The Lost Worlds
During the Jurassic, the original "Pangaea" super-continent split into 4 main pieces: Laurentia (North America), Baltica, Siberia and Gondwana - large rafts of the earth's crust, "floating" on the planet's molten interior.
This map shows how the modern southern continents fitted together - as confirmed by exact correlations between rock and mineral formations, now separated by thousands of miles and major oceans.
Gondwanaland - How the Continents Fitted Together
Wikipedia has ths comment on climate: "During the late Paleozoic, Gondwana extended from a point at or near the south pole to near the equator. Across much of Gondwana, the climate was mild. During the Mesozoic, the world was on average considerably warmer than today. Gondwana was then host to a huge variety of flora and fauna for many millions of years."
During the mid Jurassic - about 167,000,000 years ago - while things were still pretty warm, this large continent also began to break up, with the eastern portion, comprising Antarctica, Madagascar, India and Australasia, slowly separating from Africa and South America, before the individual continents gradually split away from each other.

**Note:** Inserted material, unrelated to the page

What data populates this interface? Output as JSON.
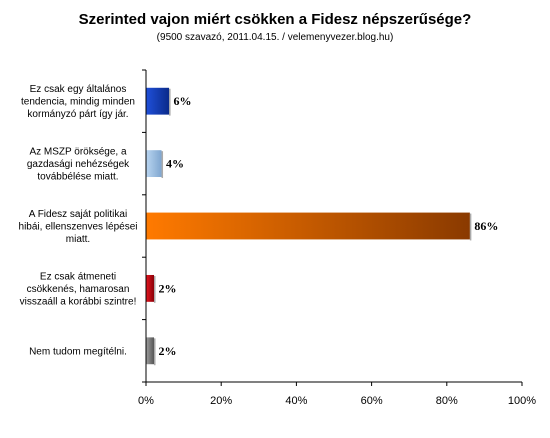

At the southern end of this huge landmass was a geosyncline - we call it the Andean Geosyncline to the west and the New Zealand Geosyncline to the east. This is an area of subsidence in the earth's crust. In this active subduction zone, the edge of the crust is constantly being drawn back into the hotter regions of the mantle below. And there's little old New Zealand sitting right in it!
It's this process that feeds volcanic activity - hence the volcanoes along the west coast of South America and the clear linear arrangement of volcanoes in Aotearoa.